Les civils de Gaza vivent déjà une catastrophe humanitaire. Un groupe de sept experts indépendants de l’ONU a averti cette semaine qu’un cessez-le-feu de l’armée israélienne dans la bande de Gaza était nécessaire pour « éviter un risque grave de génocide ». L’Espagnol Pedro Arrojo (Madrid, 72 ans), rapporteur spécial sur les droits de l’homme à l’eau potable et à l’assainissement – membre du groupe d’experts de l’ONU – déclare : « Bien qu’il n’y ait pas d’intention manifeste, les faits montrent que la guerre se dirige vers un génocide ». Sa position se fonde sur l’article 7 du Statut de Rome, qui définit l’extermination comme « la privation de l’accès à la nourriture ou aux médicaments, entre autres », comme l’eau.
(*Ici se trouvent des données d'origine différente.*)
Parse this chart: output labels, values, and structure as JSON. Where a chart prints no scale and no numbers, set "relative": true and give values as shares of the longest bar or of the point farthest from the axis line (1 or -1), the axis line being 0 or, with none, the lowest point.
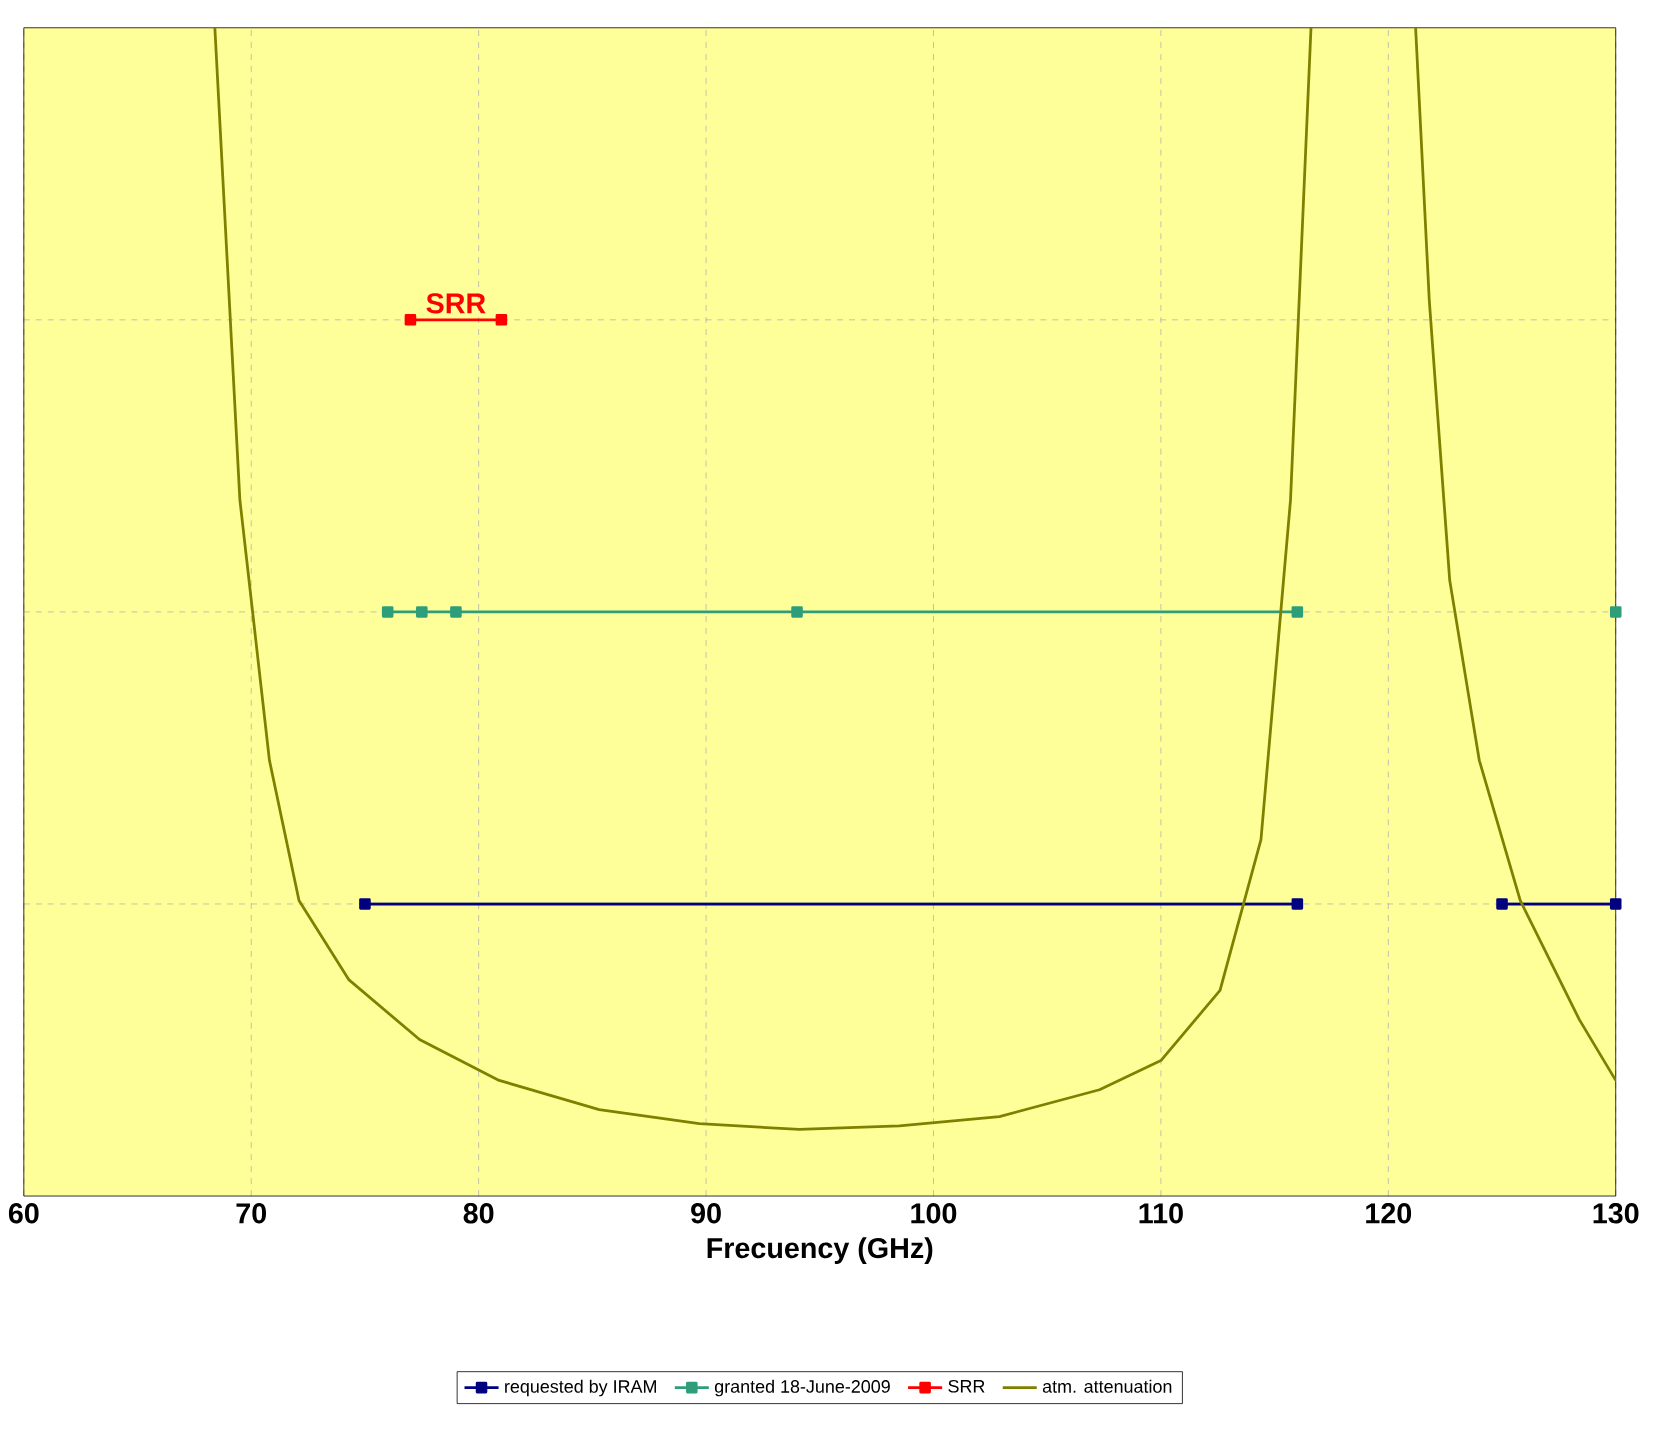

« Inévitablement, les maladies vont exploser. [en Gaza] et beaucoup mourront car ils n’auront pas accès aux médicaments les plus élémentaires », a déclaré M. Arrojo à EL PAÍS par téléphone. Cet expert indépendant, qui enseigne également à l’université de Saragosse, précise que dans la bande de Gaza « il n’y a plus d’eau potable » et que des centaines de milliers de personnes boivent de l’eau salée et insalubre pour ne pas mourir de soif.
« La situation a atteint un tournant catastrophique », a déclaré cette semaine le groupe des sept rapporteurs de l’ONU, tenant non seulement Israël mais aussi ses alliés internationaux pour responsables de la protection des 2,2 millions de Palestiniens vivant dans l’enclave palestinienne.
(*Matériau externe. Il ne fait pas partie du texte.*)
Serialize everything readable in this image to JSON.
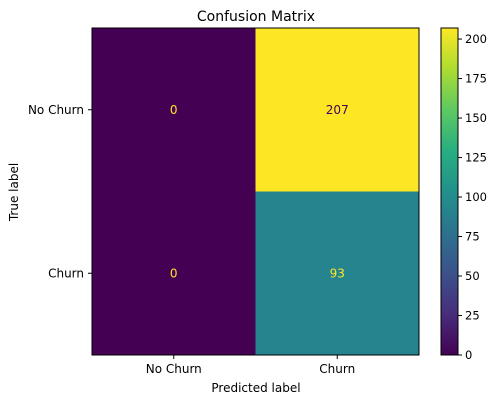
{
  "chart_data": {
    "type": "heatmap",
    "title": "Confusion Matrix",
    "xlabel": "Predicted label",
    "ylabel": "True label",
    "x_categories": [
      "No Churn",
      "Churn"
    ],
    "y_categories": [
      "No Churn",
      "Churn"
    ],
    "values": [
      [
        0,
        207
      ],
      [
        0,
        93
      ]
    ],
    "colormap": "viridis",
    "colorbar": {
      "min": 0,
      "max": 207,
      "ticks": [
        0,
        25,
        50,
        75,
        100,
        125,
        150,
        175,
        200
      ]
    },
    "cell_text_colors": [
      [
        "#fde725",
        "#440154"
      ],
      [
        "#fde725",
        "#fde725"
      ]
    ],
    "grid": false
  }
}
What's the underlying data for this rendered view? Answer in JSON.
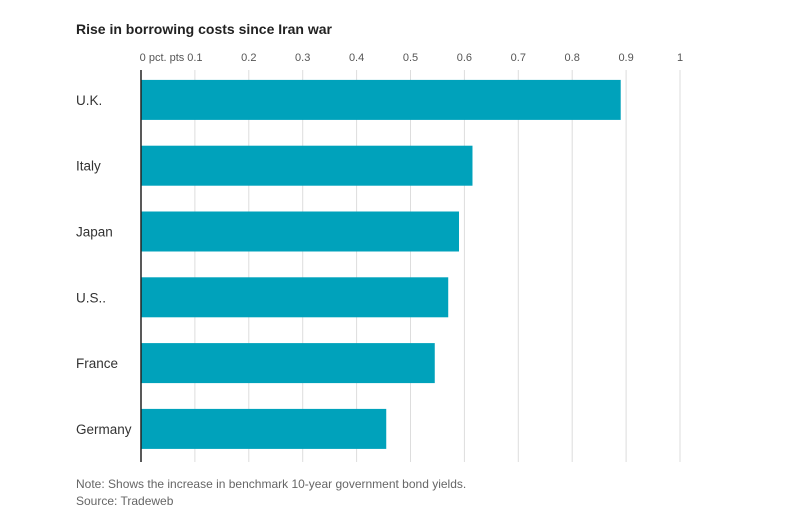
{
  "title": "Rise in borrowing costs since Iran war",
  "note": "Note: Shows the increase in benchmark 10-year government bond yields.",
  "source": "Source: Tradeweb",
  "colors": {
    "bar": "#00a2bb",
    "gridline": "#dddddd",
    "axis": "#222222"
  },
  "chart_data": {
    "type": "bar",
    "orientation": "horizontal",
    "title": "Rise in borrowing costs since Iran war",
    "categories": [
      "U.K.",
      "Italy",
      "Japan",
      "U.S..",
      "France",
      "Germany"
    ],
    "values": [
      0.89,
      0.615,
      0.59,
      0.57,
      0.545,
      0.455
    ],
    "xlim": [
      0,
      1
    ],
    "xticks": [
      0,
      0.1,
      0.2,
      0.3,
      0.4,
      0.5,
      0.6,
      0.7,
      0.8,
      0.9,
      1
    ],
    "xtick_labels": [
      "0 pct. pts",
      "0.1",
      "0.2",
      "0.3",
      "0.4",
      "0.5",
      "0.6",
      "0.7",
      "0.8",
      "0.9",
      "1"
    ],
    "xaxis_position": "top",
    "grid": true,
    "legend": "none"
  }
}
Les convois d’aide humanitaire qui arrivent dans la bande de Gaza par le point de passage égyptien de Rafah sont « insuffisants, au point qu’ils ne couvrent même pas 1% des besoins en eau potable », selon M. Arrojo. L’ONU avait déjà prévenu que les habitants de Gaza vivaient avec moins de trois litres d’eau par jour depuis le début de la guerre le 7 octobre, bien en deçà des 50 litres recommandés par l’Organisation mondiale de la santé pour la boisson et l’hygiène.
Les sept rapporteurs se sont également inquiétés de la sécurité des travailleurs humanitaires et des médecins, qui sont « protégés par le droit international ». Le communiqué, dans lequel les experts citent le Secrétaire général de l’ONU António Guterres, rappelle à l’armée israélienne et au Hamas que « même la guerre a des règles ». Depuis le début de la contre-offensive israélienne, 9 227 personnes sont mortes, dont près de 4 000 enfants, selon le ministère de la santé de Gaza.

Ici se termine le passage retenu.